Rasul Paulus, dengan suratnya kepada Jemaat Galatia, secara bertahap memperkenalkan kita pada kebaruan iman yang luar biasa. Perlahan-lahan, selangkah demi selangkah… itulah kebaruan iman. Sungguh sebuah kebaruan yang luar biasa, karena kebaruan tersebut tidak hanya memperbarui beberapa ranah kehidupan, tetapi juga membawa kita ke dalam “kehidupan baru” yang telah kita terima dengan Pembaptisan. Di sana karunia teragung, yaitu menjadi anak-anak Allah, telah dicurahkan kepada kita. Dilahirkan kembali di dalam Kristus, kita telah beralih dari keagamaan yang berupa kumpulan perintah – kita telah meninggalkan keagamaan yang berupa kumpulan perintah – menuju iman yang hidup, yang berpusat pada persekutuan dengan Allah dan dengan saudara-saudari kita, yakni, dalam kasih. Kita telah beralih dari perbudakan ketakutan dan dosa menuju kebebasan anak-anak Allah. Di sini, sekali lagi, terdapat kata kebebasan ...

 

Hari ini kita akan mencoba untuk semakin memahami apa inti dari kebebasan ini bagi Rasul Paulus, apa inti dari kebebasan ini. Paulus menegaskan janganlah mempergunakan kebebasan sebagai "kesempatan untuk kedagingan" (Gal 5:13) : kebebasan, oleh karena itu, bukanlah cara hidup yang bebas, menurut daging atau mengikuti naluri, keinginan individu atau dorongan egois diri kita; bukan, kebebasan Yesus justru menuntun kita untuk, tulis Rasul Paulus, “melayani seorang akan yang lain” (Gal 5:13). Tetapi apakah ini perbudakan? Ya, kebebasan di dalam Kristus memiliki unsur perbudakan, dimensi yang menuntun kita untuk melayani, hidup untuk orang lain. Kebebasan sejati, dengan kata lain, sepenuhnya diungkaplam dalam kasih. Sekali lagi, kita menemukan diri kita dihadapkan pada paradoks Injil : kita dibebaskan dengan melayani, bukan dengan melakukan apa pun yang kita inginkan.
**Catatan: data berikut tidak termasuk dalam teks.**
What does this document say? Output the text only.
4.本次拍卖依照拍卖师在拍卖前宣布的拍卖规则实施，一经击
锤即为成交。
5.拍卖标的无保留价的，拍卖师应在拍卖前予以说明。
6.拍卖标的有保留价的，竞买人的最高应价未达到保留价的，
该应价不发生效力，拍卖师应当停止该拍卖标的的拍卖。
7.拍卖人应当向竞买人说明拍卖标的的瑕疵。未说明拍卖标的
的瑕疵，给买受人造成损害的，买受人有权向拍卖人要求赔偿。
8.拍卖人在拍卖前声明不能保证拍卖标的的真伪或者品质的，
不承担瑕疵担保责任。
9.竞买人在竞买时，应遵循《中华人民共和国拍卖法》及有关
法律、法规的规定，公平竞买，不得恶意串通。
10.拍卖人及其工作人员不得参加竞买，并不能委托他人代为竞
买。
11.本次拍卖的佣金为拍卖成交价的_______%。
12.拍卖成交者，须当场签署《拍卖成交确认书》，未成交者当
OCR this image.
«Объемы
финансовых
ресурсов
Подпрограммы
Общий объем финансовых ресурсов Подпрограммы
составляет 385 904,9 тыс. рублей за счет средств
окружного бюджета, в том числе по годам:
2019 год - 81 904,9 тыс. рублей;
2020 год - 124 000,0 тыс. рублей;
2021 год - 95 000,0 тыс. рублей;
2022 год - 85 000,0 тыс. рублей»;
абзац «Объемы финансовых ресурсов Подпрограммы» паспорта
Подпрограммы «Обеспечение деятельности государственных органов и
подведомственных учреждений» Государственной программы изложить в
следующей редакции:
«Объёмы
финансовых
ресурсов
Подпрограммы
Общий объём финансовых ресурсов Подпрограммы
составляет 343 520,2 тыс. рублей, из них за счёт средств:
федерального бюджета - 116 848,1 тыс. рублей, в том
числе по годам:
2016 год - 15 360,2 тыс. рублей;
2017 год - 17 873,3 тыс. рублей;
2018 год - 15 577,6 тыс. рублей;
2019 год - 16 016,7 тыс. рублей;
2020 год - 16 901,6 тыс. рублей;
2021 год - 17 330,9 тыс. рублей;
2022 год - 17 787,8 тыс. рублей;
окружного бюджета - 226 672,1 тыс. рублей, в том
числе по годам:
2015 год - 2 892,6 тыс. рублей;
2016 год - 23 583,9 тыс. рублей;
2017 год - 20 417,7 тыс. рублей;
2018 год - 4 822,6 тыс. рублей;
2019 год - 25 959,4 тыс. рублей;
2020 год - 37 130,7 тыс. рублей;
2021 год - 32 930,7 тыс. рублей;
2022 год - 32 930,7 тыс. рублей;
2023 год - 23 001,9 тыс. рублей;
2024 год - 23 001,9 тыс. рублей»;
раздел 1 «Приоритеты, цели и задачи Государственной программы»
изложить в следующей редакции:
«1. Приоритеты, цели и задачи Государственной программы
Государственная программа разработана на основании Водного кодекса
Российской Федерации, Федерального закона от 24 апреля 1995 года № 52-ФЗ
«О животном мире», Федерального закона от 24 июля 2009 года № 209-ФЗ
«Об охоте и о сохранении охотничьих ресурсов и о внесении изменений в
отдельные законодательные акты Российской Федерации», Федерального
Kita bebas dalam melayani, dan kebebasan berasal dari sana; kita menemukan diri kita sepenuhnya sejauh mana kita memberikan diri kita. Kita menemukan diri kita sepenuhnya sejauh mana kita memberikan diri kita, sejauh mana kita memiliki keberanian untuk memberikan diri kita; kita memiliki hidup jika kita kehilangannya (bdk. Mrk 8:35). Inilah Injil yang murni.

 

Tetapi bagaimana paradoks ini dapat dijelaskan? Karena sebuah paradoks! Jawaban Rasul Paulus sesederhana tuntutannya : “oleh kasih” (Gal 5:13). Tidak ada kebebasan tanpa kasih. Kebebasan egois untuk melakukan apa yang kuinginkan bukanlah kebebasan, karena berbalik pada dirinya sendiri, tidak berbuah. Oleh kasih : kasih Kristuslah yang telah membebaskan kita dan kasihlah yang juga membebaskan kita dari perbudakan terburuk, yaitu perbudakan diri sendiri; oleh karena itu, kebebasan meningkat dengan kasih. Tetapi hati-hati : bukan dengan kasih yang berpusat pada diri sendiri, dengan kasih sinetron, bukan dengan hasrat yang sekadar mencari apa yang kita inginkan dan sukai : bukan dengan itu, tetapi dengan kasih yang kita lihat di dalam Kristus, amal – inilah kasih yang sungguh bebas dan membebaskan. Kasih yang terpancar dalam pelayanan tanpa pamrih, meneladan kasih Yesus, yang membasuh kaki murid-murid-Nya dan berkata : “Aku telah memberikan suatu teladan kepada kamu, supaya kamu juga berbuat sama seperti yang telah Kuperbuat kepadamu” (Yoh 13:15). Saling melayani.

 

Oleh karena itu, bagi Paulus kebebasan bukanlah “melakukan apa yang kamu inginkan dan apa yang kamu sukai” : bukan. Jenis kebebasan ini, tanpa tujuan dan tanpa titik acuan, akan menjadi kebebasan yang hampa, kebebasan sirkus : tidak baik. Dan memang, kebebasan tersebut meninggalkan kehampaan diri : seberapa sering, setelah mengikuti naluri semata, kita menyadari bahwa kita ditinggalkan dengan kehampaan diri yang luar biasa dan kita telah menggunakan dengan buruk khazanah kebebasan kita, keindahan dapat memilih kebaikan sejati untuk diri kita sendiri dan orang lain. Kebebasan sejati selalu membebaskan kita, sedangkan ketika kita menjalankan kebebasan dari apa yang kita sukai maupun yang tidak kita sukai, pada akhirnya kita tetap hampa. Hanya kebebasan ini yang lengkap, asli, dan menyertakan kita ke dalam kehidupan nyata sehari-hari.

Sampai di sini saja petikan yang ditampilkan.